Tides began to turn in the rivalry between Ropočevo and Sopot after World War II, especially after the 1970s. Being encircled by Ropočevo, Sopot couldn't physically expand and overrun the neighboring village in population, but was becoming more important administratively. Ropočevo lost its municipal status and the newly established local community, which comprised both settlements, was named after and seated in Sopot, which attained a statistical town status by 1991.

== Characteristics ==

The settlement is not a compact one but rather diffused, consisting of six localities: three older, Venac, Alinac, Obršina, and three younger, Lovene, Senje and Orlovac. Administratively, by the 2010s Ropočevo completely encircled Sopot, "like a ring". Two settlements were even joined in one cadaster land parcel, with 2.573 ha.

== Economy ==

A marble quarry was opened in the village in 1887, and was closed in 1958. By the 1990s, Ropočevo developed into the suburban agricultural and fruit-growing settlement, with 11,8% of agricultural population.

== Population ==

Population is predominantly Serbian. It is mostly settled by the families from Montenegro, Bosnia, Gruža, Jasenica, Kačer (region), eastern Serbia, surroundings of Vranje and Sjenica. Main family slavas are Saint John the Baptist, Saint Peter, Mratindan, George's Day in Autumn, Saint Nicholas and Aranđelovdan. The village slava is Intercession of the Theotokos.

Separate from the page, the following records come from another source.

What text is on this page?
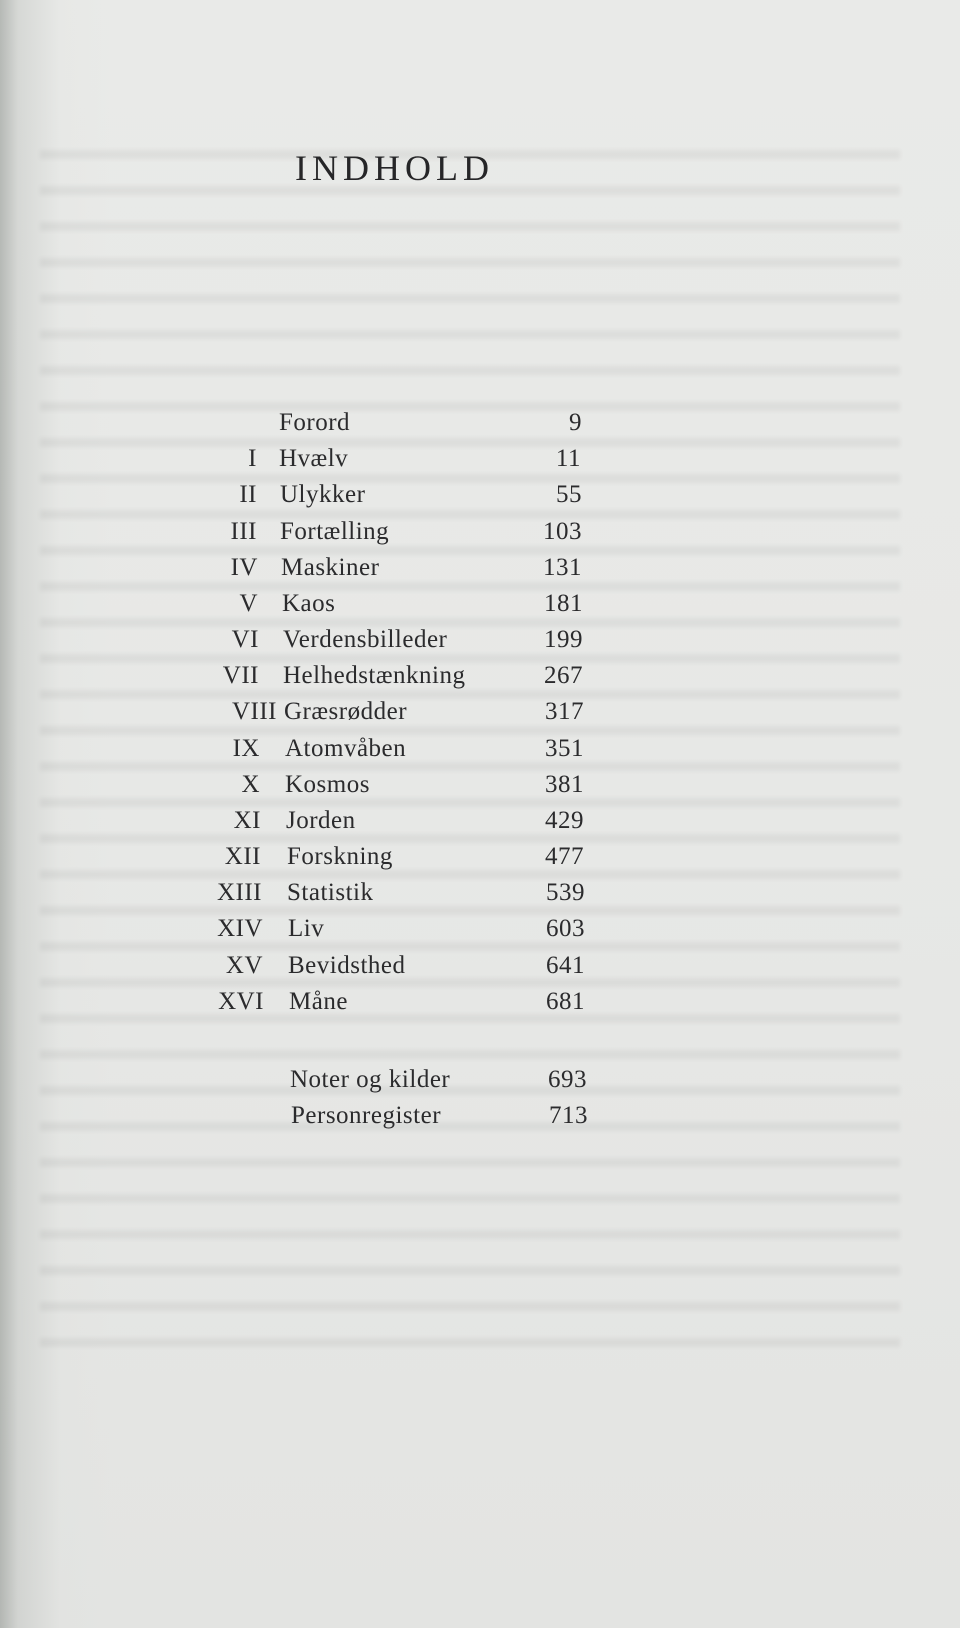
INDHOLD
Forord	9
I Hvælv	11
II Ulykker	55
III Fortælling	103
IV Maskiner	131
V Kaos	181
VI Verdensbilleder	199
VII Helhedstænkning	267
VIII Græsrødder	317
IX Atomvåben	351
X Kosmos	381
XI Jorden	429
XII Forskning	477
XIII Statistik	539
XIV Liv	603
XV Bevidsthed	641
XVI Måne	681
Noter og kilder	693
Personregister	713
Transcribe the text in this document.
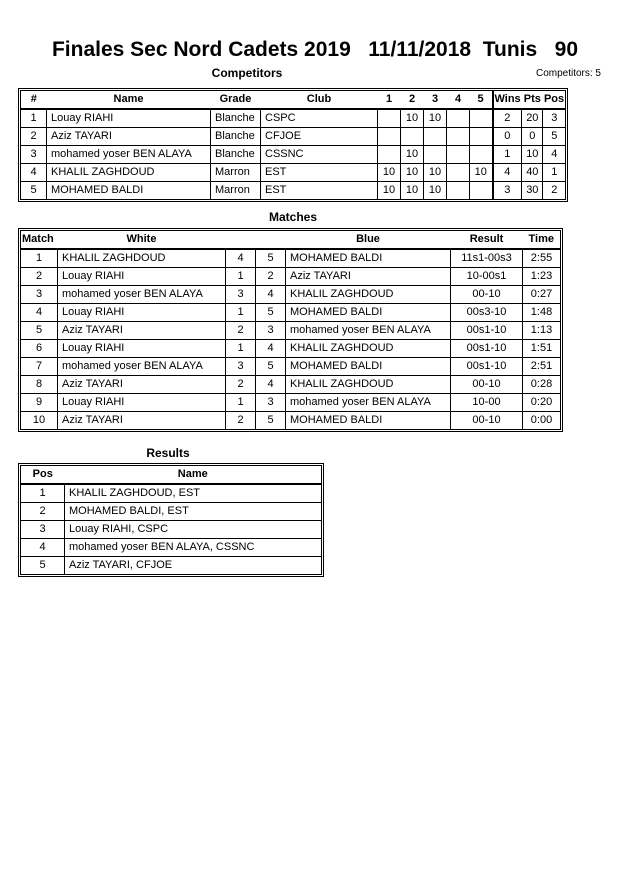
Finales Sec Nord Cadets 2019   11/11/2018  Tunis   90
Competitors	Competitors: 5
#	Name	Grade	Club	1	2	3	4	5	Wins	Pts	Pos
1	Louay RIAHI	Blanche	CSPC		10	10			2	20	3
2	Aziz TAYARI	Blanche	CFJOE						0	0	5
3	mohamed yoser BEN ALAYA	Blanche	CSSNC		10				1	10	4
4	KHALIL ZAGHDOUD	Marron	EST	10	10	10		10	4	40	1
5	MOHAMED BALDI	Marron	EST	10	10	10			3	30	2
Matches
Match	White			Blue	Result	Time
1	KHALIL ZAGHDOUD	4	5	MOHAMED BALDI	11s1-00s3	2:55
2	Louay RIAHI	1	2	Aziz TAYARI	10-00s1	1:23
3	mohamed yoser BEN ALAYA	3	4	KHALIL ZAGHDOUD	00-10	0:27
4	Louay RIAHI	1	5	MOHAMED BALDI	00s3-10	1:48
5	Aziz TAYARI	2	3	mohamed yoser BEN ALAYA	00s1-10	1:13
6	Louay RIAHI	1	4	KHALIL ZAGHDOUD	00s1-10	1:51
7	mohamed yoser BEN ALAYA	3	5	MOHAMED BALDI	00s1-10	2:51
8	Aziz TAYARI	2	4	KHALIL ZAGHDOUD	00-10	0:28
9	Louay RIAHI	1	3	mohamed yoser BEN ALAYA	10-00	0:20
10	Aziz TAYARI	2	5	MOHAMED BALDI	00-10	0:00
Results
Pos	Name
1	KHALIL ZAGHDOUD, EST
2	MOHAMED BALDI, EST
3	Louay RIAHI, CSPC
4	mohamed yoser BEN ALAYA, CSSNC
5	Aziz TAYARI, CFJOE
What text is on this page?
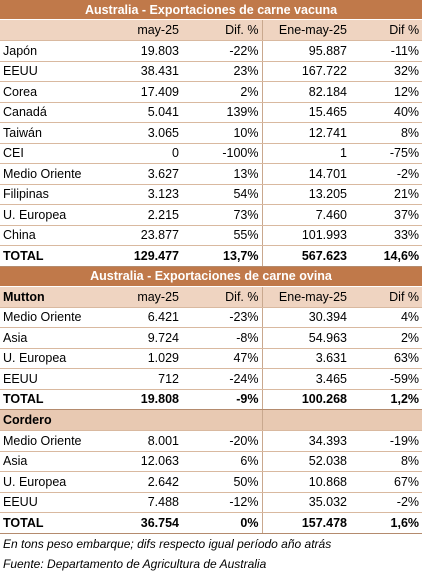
Australia - Exportaciones de carne vacuna				
	may-25	Dif. %	Ene-may-25	Dif %
Japón	19.803	-22%	95.887	-11%
EEUU	38.431	23%	167.722	32%
Corea	17.409	2%	82.184	12%
Canadá	5.041	139%	15.465	40%
Taiwán	3.065	10%	12.741	8%
CEI	0	-100%	1	-75%
Medio Oriente	3.627	13%	14.701	-2%
Filipinas	3.123	54%	13.205	21%
U. Europea	2.215	73%	7.460	37%
China	23.877	55%	101.993	33%
TOTAL	129.477	13,7%	567.623	14,6%
Australia - Exportaciones de carne ovina				
Mutton	may-25	Dif. %	Ene-may-25	Dif %
Medio Oriente	6.421	-23%	30.394	4%
Asia	9.724	-8%	54.963	2%
U. Europea	1.029	47%	3.631	63%
EEUU	712	-24%	3.465	-59%
TOTAL	19.808	-9%	100.268	1,2%
Cordero				
Medio Oriente	8.001	-20%	34.393	-19%
Asia	12.063	6%	52.038	8%
U. Europea	2.642	50%	10.868	67%
EEUU	7.488	-12%	35.032	-2%
TOTAL	36.754	0%	157.478	1,6%
En tons peso embarque; difs respecto igual período año atrás
Fuente: Departamento de Agricultura de Australia
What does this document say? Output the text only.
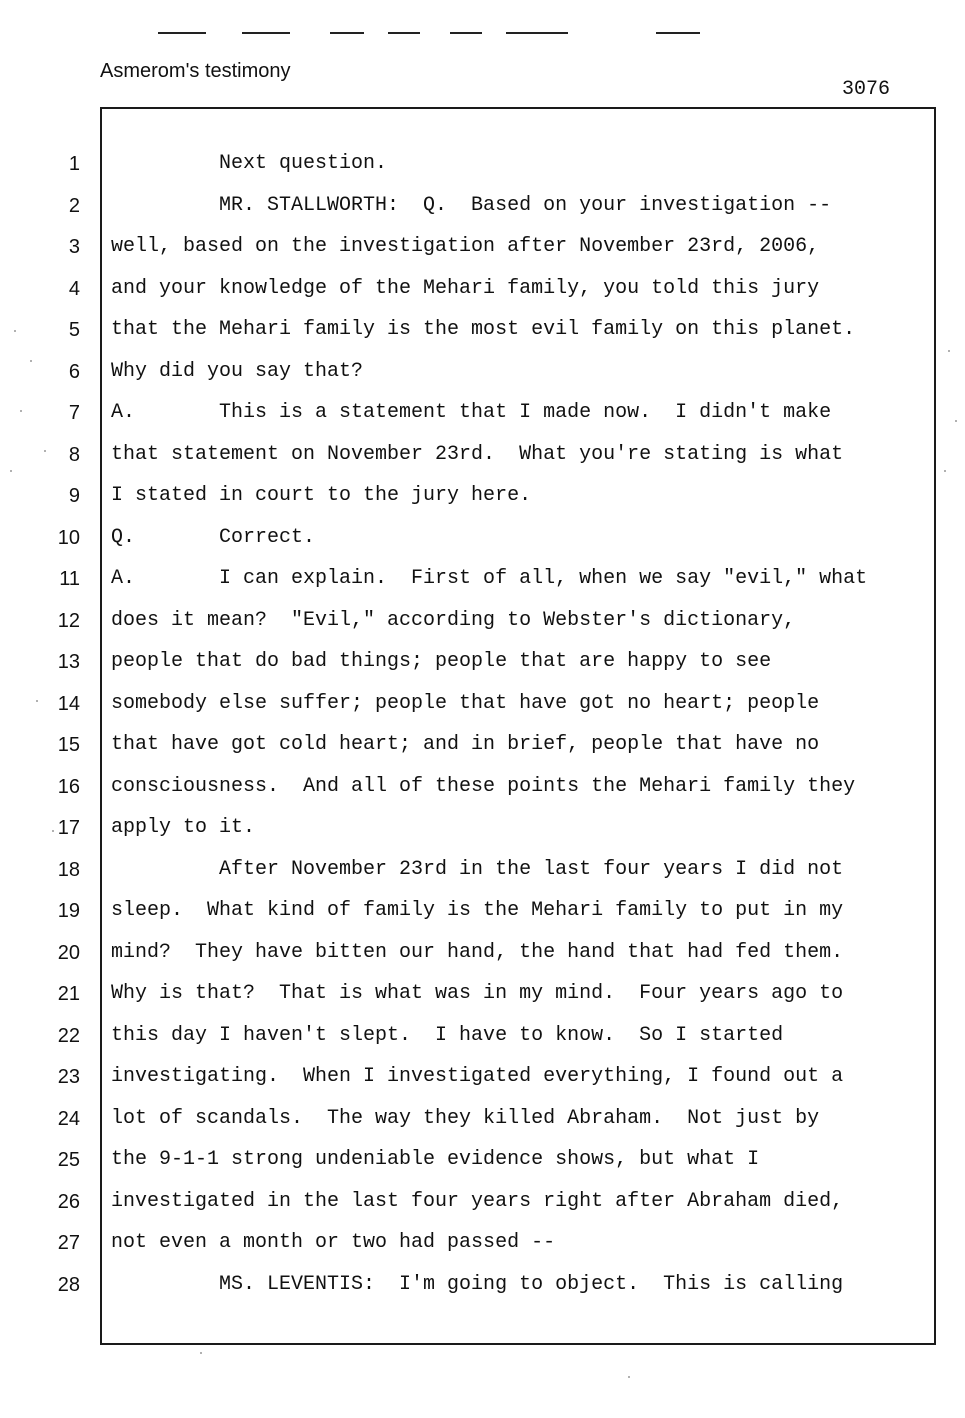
Asmerom's testimony
3076
1 Next question.
2 MR. STALLWORTH:  Q.  Based on your investigation --
3 well, based on the investigation after November 23rd, 2006,
4 and your knowledge of the Mehari family, you told this jury
5 that the Mehari family is the most evil family on this planet.
6 Why did you say that?
7 A.       This is a statement that I made now.  I didn't make
8 that statement on November 23rd.  What you're stating is what
9 I stated in court to the jury here.
10 Q.       Correct.
11 A.       I can explain.  First of all, when we say "evil," what
12 does it mean?  "Evil," according to Webster's dictionary,
13 people that do bad things; people that are happy to see
14 somebody else suffer; people that have got no heart; people
15 that have got cold heart; and in brief, people that have no
16 consciousness.  And all of these points the Mehari family they
17 apply to it.
18 After November 23rd in the last four years I did not
19 sleep.  What kind of family is the Mehari family to put in my
20 mind?  They have bitten our hand, the hand that had fed them.
21 Why is that?  That is what was in my mind.  Four years ago to
22 this day I haven't slept.  I have to know.  So I started
23 investigating.  When I investigated everything, I found out a
24 lot of scandals.  The way they killed Abraham.  Not just by
25 the 9-1-1 strong undeniable evidence shows, but what I
26 investigated in the last four years right after Abraham died,
27 not even a month or two had passed --
28 MS. LEVENTIS:  I'm going to object.  This is calling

Settlement grew until World War II. The village experienced a depopulation in the 1948-1981 period, with the population dropping from 2,247 in 1948 to 1,869 in 1981. Since then, the population began to grow. After reaching a peak in 2011 with a population of 2,628, Ropočevo depopulated again for the first time after 40 years, to 2,546 in 2022.

== Administration ==

Though Ropočevo was statistically separate settlement from Sopot, the two conjoined settlements formed one local community (mesna zajednica), sub-municipal administrative unit.

In 1975, Belgrade City Assembly filed a motion to abolish Ropočevo's status as a separate settlement, but it failed. In October 2019, city assembly finally adopted the motion and merged Ropočevo with Sopot, which by this move more than doubled its population, from 1,920 to 4,548.